O impacto que a aprovação do texto do Executivo poderia gerar no setor produtivo fez com que a CNI atuasse bastante nesta fase do processo; esta que até então se mostrava contrária à lei, começa a assumir uma postura mais favorável. Na visão de um ex-consultor legislativo que acompanhou a tramitação do processo, essa mudança ocorreu devido à aprovação de leis estaduais sobre resíduos, o que fez com que o empresariado preferisse uma lei nacional unificada a ter que se adaptar a diferentes leis estaduais (entrevista concedida em outubro de 2015).

Sobre a atuação da CNI nessa fase do processo, um dos atores entrevistados afirmou que o conceito de responsabilidade compartilhada foi um conceito que a CNI ajudou a construir em oposição ao conceito trazido no PL do executivo, de “gerador de resíduos”, em suas palavras:

A responsabilidade compartilhada foi um termo, um construto que a CNI ajudou a levar para a lei em contraposição ao conceito de responsabilidade estendida que é um conceito europeu, que já se mostra com altos custos e, portanto, não seria viável. A responsabilidade compartilhada foi trabalhada em oposição ao conceito de gerador de resíduos que era um conceito que jogava a responsabilidade totalmente em cima do setor privado (entrevista concedida em setembro de 2015).

 

A CNI alegava que, se a gestão dos resíduos fosse distribuída pelos elos da cadeia de valor, haveria uma diminuição dos custos. Sugeria que seria a melhor forma a ser adotada para que se pudessem criar incentivos à participação do consumidor no processo. A atuação da CNI assemelhou-se ade um empreendedor de políticas, conforme Kingdon (2010), na medida em que esperou o momento oportuno (a criação do Grupo de Trabalho, após o Executivo ter sinalizado o que esperava da política, com o envio do PL 1991/2007) para defender a ideia de compartilhamento de responsabilidades, que obviamente traria benefícios futuros para a indústria.
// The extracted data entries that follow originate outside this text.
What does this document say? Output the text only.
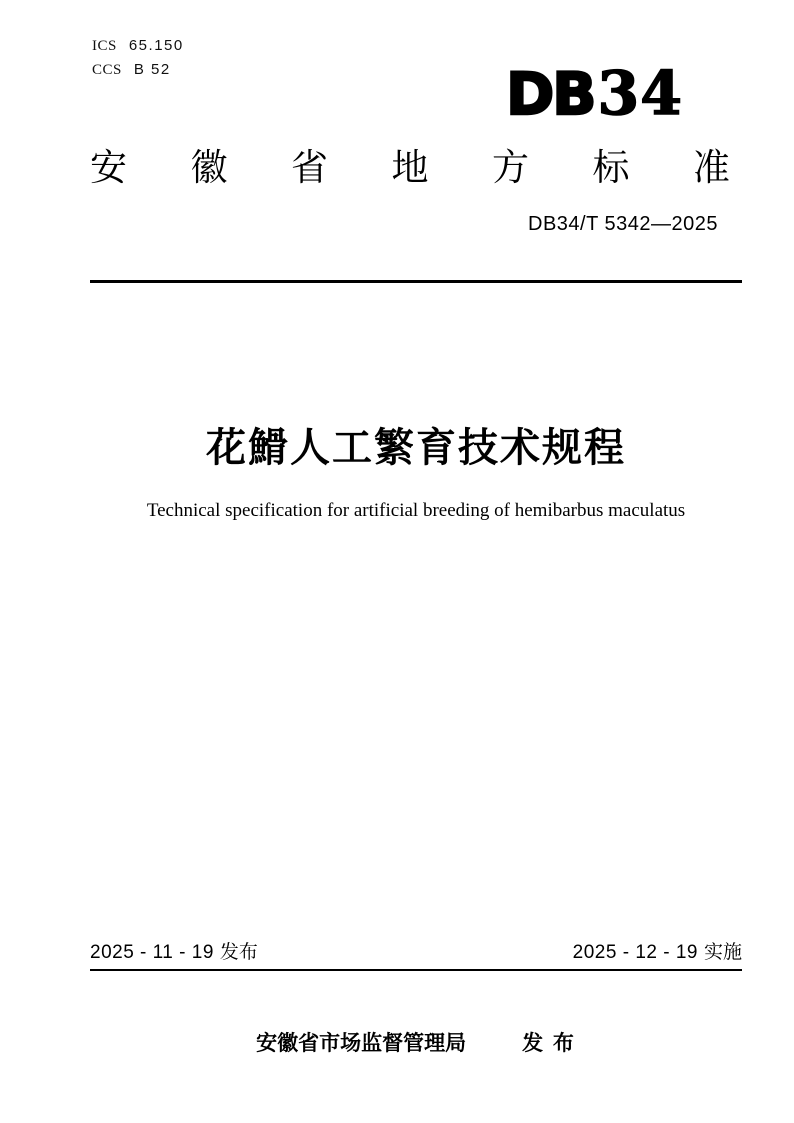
ICS 65.150
CCS B 52	DB34
安 徽 省 地 方 标 准
DB34/T 5342—2025
花䱻人工繁育技术规程
Technical specification for artificial breeding of hemibarbus maculatus
2025 - 11 - 19 发布	2025 - 12 - 19 实施
安徽省市场监督管理局	发 布
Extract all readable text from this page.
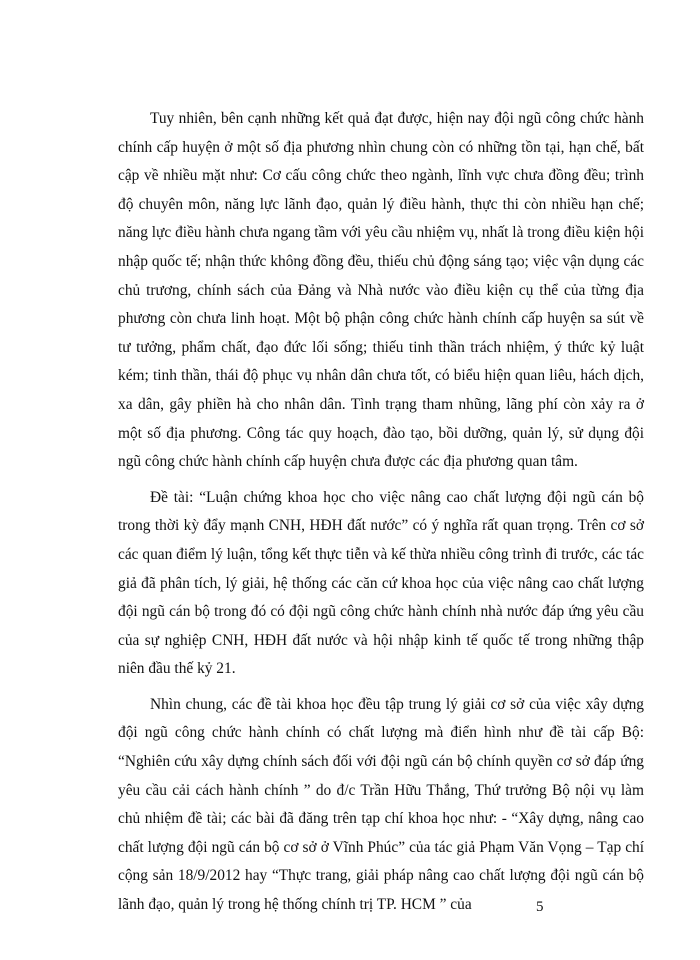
Tuy nhiên, bên cạnh những kết quả đạt được, hiện nay đội ngũ công chức hành chính cấp huyện ở một số địa phương nhìn chung còn có những tồn tại, hạn chế, bất cập về nhiều mặt như: Cơ cấu công chức theo ngành, lĩnh vực chưa đồng đều; trình độ chuyên môn, năng lực lãnh đạo, quản lý điều hành, thực thi còn nhiều hạn chế; năng lực điều hành chưa ngang tầm với yêu cầu nhiệm vụ, nhất là trong điều kiện hội nhập quốc tế; nhận thức không đồng đều, thiếu chủ động sáng tạo; việc vận dụng các chủ trương, chính sách của Đảng và Nhà nước vào điều kiện cụ thể của từng địa phương còn chưa linh hoạt. Một bộ phận công chức hành chính cấp huyện sa sút về tư tưởng, phẩm chất, đạo đức lối sống; thiếu tinh thần trách nhiệm, ý thức kỷ luật kém; tinh thần, thái độ phục vụ nhân dân chưa tốt, có biểu hiện quan liêu, hách dịch, xa dân, gây phiền hà cho nhân dân. Tình trạng tham nhũng, lãng phí còn xảy ra ở một số địa phương. Công tác quy hoạch, đào tạo, bồi dưỡng, quản lý, sử dụng đội ngũ công chức hành chính cấp huyện chưa được các địa phương quan tâm.

Đề tài: “Luận chứng khoa học cho việc nâng cao chất lượng đội ngũ cán bộ trong thời kỳ đẩy mạnh CNH, HĐH đất nước” có ý nghĩa rất quan trọng. Trên cơ sở các quan điểm lý luận, tổng kết thực tiễn và kế thừa nhiều công trình đi trước, các tác giả đã phân tích, lý giải, hệ thống các căn cứ khoa học của việc nâng cao chất lượng đội ngũ cán bộ trong đó có đội ngũ công chức hành chính nhà nước đáp ứng yêu cầu của sự nghiệp CNH, HĐH đất nước và hội nhập kinh tế quốc tế trong những thập niên đầu thế kỷ 21.

Nhìn chung, các đề tài khoa học đều tập trung lý giải cơ sở của việc xây dựng đội ngũ công chức hành chính có chất lượng mà điển hình như đề tài cấp Bộ: “Nghiên cứu xây dựng chính sách đối với đội ngũ cán bộ chính quyền cơ sở đáp ứng yêu cầu cải cách hành chính ” do đ/c Trần Hữu Thắng, Thứ trưởng Bộ nội vụ làm chủ nhiệm đề tài; các bài đã đăng trên tạp chí khoa học như: - “Xây dựng, nâng cao chất lượng đội ngũ cán bộ cơ sở ở Vĩnh Phúc” của tác giả Phạm Văn Vọng – Tạp chí cộng sản 18/9/2012 hay “Thực trang, giải pháp nâng cao chất lượng đội ngũ cán bộ lãnh đạo, quản lý trong hệ thống chính trị TP. HCM ” của	5
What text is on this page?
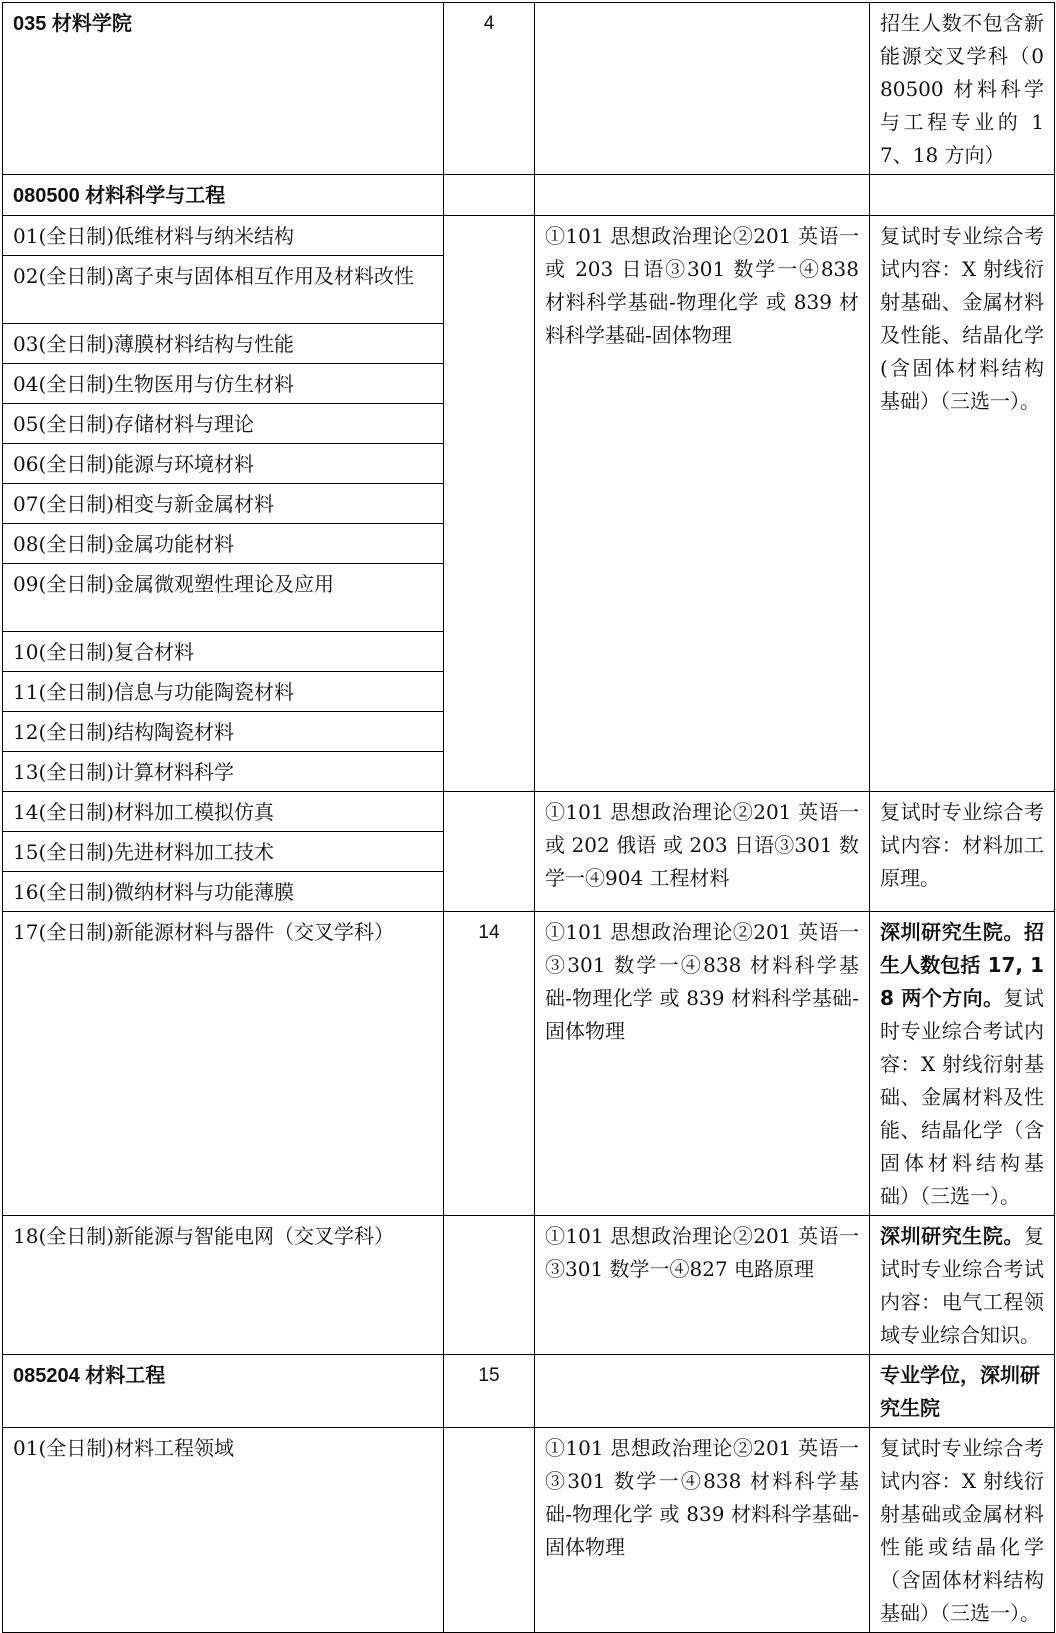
035 材料学院	4		招生人数不包含新能源交叉学科（080500 材料科学与工程专业的 17、18 方向）
080500 材料科学与工程			
01(全日制)低维材料与纳米结构		①101 思想政治理论②201 英语一 或 203 日语③301 数学一④838 材料科学基础-物理化学 或 839 材料科学基础-固体物理	复试时专业综合考试内容：X 射线衍射基础、金属材料及性能、结晶化学(含固体材料结构基础）（三选一）。
02(全日制)离子束与固体相互作用及材料改性			
03(全日制)薄膜材料结构与性能			
04(全日制)生物医用与仿生材料			
05(全日制)存储材料与理论			
06(全日制)能源与环境材料			
07(全日制)相变与新金属材料			
08(全日制)金属功能材料			
09(全日制)金属微观塑性理论及应用			
10(全日制)复合材料			
11(全日制)信息与功能陶瓷材料			
12(全日制)结构陶瓷材料			
13(全日制)计算材料科学			
14(全日制)材料加工模拟仿真		①101 思想政治理论②201 英语一 或 202 俄语 或 203 日语③301 数学一④904 工程材料	复试时专业综合考试内容：材料加工原理。
15(全日制)先进材料加工技术			
16(全日制)微纳材料与功能薄膜			
17(全日制)新能源材料与器件（交叉学科）	14	①101 思想政治理论②201 英语一③301 数学一④838 材料科学基础-物理化学 或 839 材料科学基础-固体物理	深圳研究生院。招生人数包括 17, 18 两个方向。复试时专业综合考试内容：X 射线衍射基础、金属材料及性能、结晶化学（含固体材料结构基础）（三选一）。
18(全日制)新能源与智能电网（交叉学科）		①101 思想政治理论②201 英语一③301 数学一④827 电路原理	深圳研究生院。复试时专业综合考试内容：电气工程领域专业综合知识。
085204 材料工程	15		专业学位，深圳研究生院
01(全日制)材料工程领域		①101 思想政治理论②201 英语一③301 数学一④838 材料科学基础-物理化学 或 839 材料科学基础-固体物理	复试时专业综合考试内容：X 射线衍射基础或金属材料性能或结晶化学（含固体材料结构基础）（三选一）。
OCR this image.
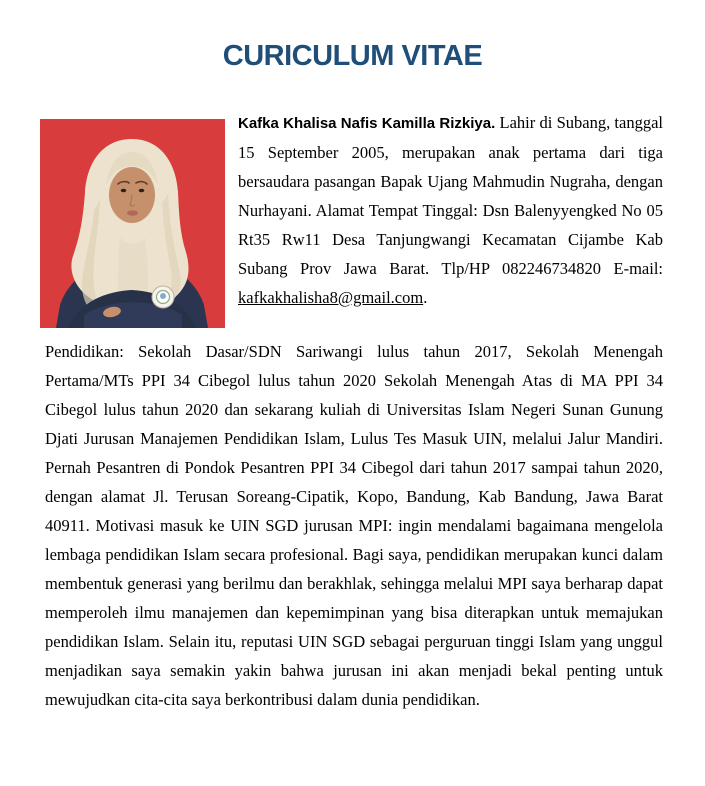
CURICULUM VITAE

Kafka Khalisa Nafis Kamilla Rizkiya. Lahir di Subang, tanggal 15 September 2005, merupakan anak pertama dari tiga bersaudara pasangan Bapak Ujang Mahmudin Nugraha, dengan Nurhayani. Alamat Tempat Tinggal: Dsn Balenyyengked No 05 Rt35 Rw11 Desa Tanjungwangi Kecamatan Cijambe Kab Subang Prov Jawa Barat. Tlp/HP 082246734820 E-mail: kafkakhalisha8@gmail.com.

Pendidikan: Sekolah Dasar/SDN Sariwangi lulus tahun 2017, Sekolah Menengah Pertama/MTs PPI 34 Cibegol lulus tahun 2020 Sekolah Menengah Atas di MA PPI 34 Cibegol lulus tahun 2020 dan sekarang kuliah di Universitas Islam Negeri Sunan Gunung Djati Jurusan Manajemen Pendidikan Islam, Lulus Tes Masuk UIN, melalui Jalur Mandiri. Pernah Pesantren di Pondok Pesantren PPI 34 Cibegol dari tahun 2017 sampai tahun 2020, dengan alamat Jl. Terusan Soreang-Cipatik, Kopo, Bandung, Kab Bandung, Jawa Barat 40911. Motivasi masuk ke UIN SGD jurusan MPI: ingin mendalami bagaimana mengelola lembaga pendidikan Islam secara profesional. Bagi saya, pendidikan merupakan kunci dalam membentuk generasi yang berilmu dan berakhlak, sehingga melalui MPI saya berharap dapat memperoleh ilmu manajemen dan kepemimpinan yang bisa diterapkan untuk memajukan pendidikan Islam. Selain itu, reputasi UIN SGD sebagai perguruan tinggi Islam yang unggul menjadikan saya semakin yakin bahwa jurusan ini akan menjadi bekal penting untuk mewujudkan cita-cita saya berkontribusi dalam dunia pendidikan.
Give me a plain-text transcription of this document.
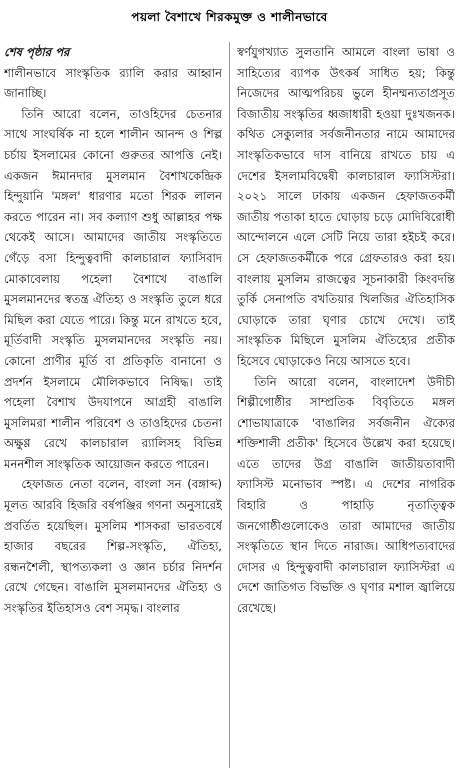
পয়লা বৈশাখে শিরকমুক্ত ও শালীনভাবে
শেষ পৃষ্ঠার পর

শালীনভাবে সাংস্কৃতিক র‍্যালি করার আহ্বান জানাচ্ছি।

তিনি আরো বলেন, তাওহিদের চেতনার সাথে সাংঘর্ষিক না হলে শালীন আনন্দ ও শিল্প চর্চায় ইসলামের কোনো গুরুতর আপত্তি নেই। একজন ঈমানদার মুসলমান বৈশাখকেন্দ্রিক হিন্দুয়ানি 'মঙ্গল' ধারণার মতো শিরক লালন করতে পারেন না। সব কল্যাণ শুধু আল্লাহর পক্ষ থেকেই আসে। আমাদের জাতীয় সংস্কৃতিতে গেঁড়ে বসা হিন্দুত্ববাদী কালচারাল ফ্যাসিবাদ মোকাবেলায় পহেলা বৈশাখে বাঙালি মুসলমানদের স্বতন্ত্র ঐতিহ্য ও সংস্কৃতি তুলে ধরে মিছিল করা যেতে পারে। কিন্তু মনে রাখতে হবে, মূর্তিবাদী সংস্কৃতি মুসলমানদের সংস্কৃতি নয়। কোনো প্রাণীর মূর্তি বা প্রতিকৃতি বানানো ও প্রদর্শন ইসলামে মৌলিকভাবে নিষিদ্ধ। তাই পহেলা বৈশাখ উদযাপনে আগ্রহী বাঙালি মুসলিমরা শালীন পরিবেশ ও তাওহিদের চেতনা অক্ষুণ্ণ রেখে কালচারাল র‍্যালিসহ বিভিন্ন মননশীল সাংস্কৃতিক আয়োজন করতে পারেন।

হেফাজত নেতা বলেন, বাংলা সন (বঙ্গাব্দ) মূলত আরবি হিজরি বর্ষপঞ্জির গণনা অনুসারেই প্রবর্তিত হয়েছিল। মুসলিম শাসকরা ভারতবর্ষে হাজার বছরের শিল্প-সংস্কৃতি, ঐতিহ্য, রন্ধনশৈলী, স্থাপত্যকলা ও জ্ঞান চর্চার নিদর্শন রেখে গেছেন। বাঙালি মুসলমানদের ঐতিহ্য ও সংস্কৃতির ইতিহাসও বেশ সমৃদ্ধ। বাংলার

স্বর্ণযুগখ্যাত সুলতানি আমলে বাংলা ভাষা ও সাহিত্যের ব্যাপক উৎকর্ষ সাধিত হয়; কিন্তু নিজেদের আত্মপরিচয় ভুলে হীনম্মন্যতাপ্রসূত বিজাতীয় সংস্কৃতির ধ্বজাধারী হওয়া দুঃখজনক। কথিত সেক্যুলার সর্বজনীনতার নামে আমাদের সাংস্কৃতিকভাবে দাস বানিয়ে রাখতে চায় এ দেশের ইসলামবিদ্বেষী কালচারাল ফ্যাসিস্টরা। ২০২১ সালে ঢাকায় একজন হেফাজতকর্মী জাতীয় পতাকা হাতে ঘোড়ায় চড়ে মোদিবিরোধী আন্দোলনে এলে সেটি নিয়ে তারা হইচই করে। সে হেফাজতকর্মীকে পরে গ্রেফতারও করা হয়। বাংলায় মুসলিম রাজত্বের সূচনাকারী কিংবদন্তি তুর্কি সেনাপতি বখতিয়ার খিলজির ঐতিহাসিক ঘোড়াকে তারা ঘৃণার চোখে দেখে। তাই সাংস্কৃতিক মিছিলে মুসলিম ঐতিহ্যের প্রতীক হিসেবে ঘোড়াকেও নিয়ে আসতে হবে।

তিনি আরো বলেন, বাংলাদেশ উদীচী শিল্পীগোষ্ঠীর সাম্প্রতিক বিবৃতিতে মঙ্গল শোভাযাত্রাকে 'বাঙালির সর্বজনীন ঐক্যের শক্তিশালী প্রতীক' হিসেবে উল্লেখ করা হয়েছে। এতে তাদের উগ্র বাঙালি জাতীয়তাবাদী ফ্যাসিস্ট মনোভাব স্পষ্ট। এ দেশের নাগরিক বিহারি ও পাহাড়ি নৃতাত্ত্বিক জনগোষ্ঠীগুলোকেও তারা আমাদের জাতীয় সংস্কৃতিতে স্থান দিতে নারাজ। আধিপত্যবাদের দোসর এ হিন্দুত্ববাদী কালচারাল ফ্যাসিস্টরা এ দেশে জাতিগত বিভক্তি ও ঘৃণার মশাল জ্বালিয়ে রেখেছে।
Um dos gestões entrevistados corroborou essa inferência, afirmando que o setor produtivo:

[...] acabou fazendo um trabalho muito grande para criar a chamada responsabilidade compartilhada [...] Mas foi uma grande discussão essa daí, foi uma discussão em que o setor privado entendia que ele teria muitas obrigações de forma muito objetiva e ele queria se livrar dessa responsabilização objetiva e acabou por trazer esse conceito, mas foi uma grande disputa no Congresso Nacional até chegar a uma redação um pouco mais clara em relação à isso (entrevista concedida em setembro de 2015).

 

Outras organizações representantes do setor privado também se manifestaram em audiências públicas a favor da responsabilidade compartilhada, dentre elas, a ABETRE, ABINEE, a Associação Técnica Brasileira das Indústrias Automáticas de Vidro (ABIVIDRO) e a Associação Nacional da Indústria de Pneumáticos (ANIP).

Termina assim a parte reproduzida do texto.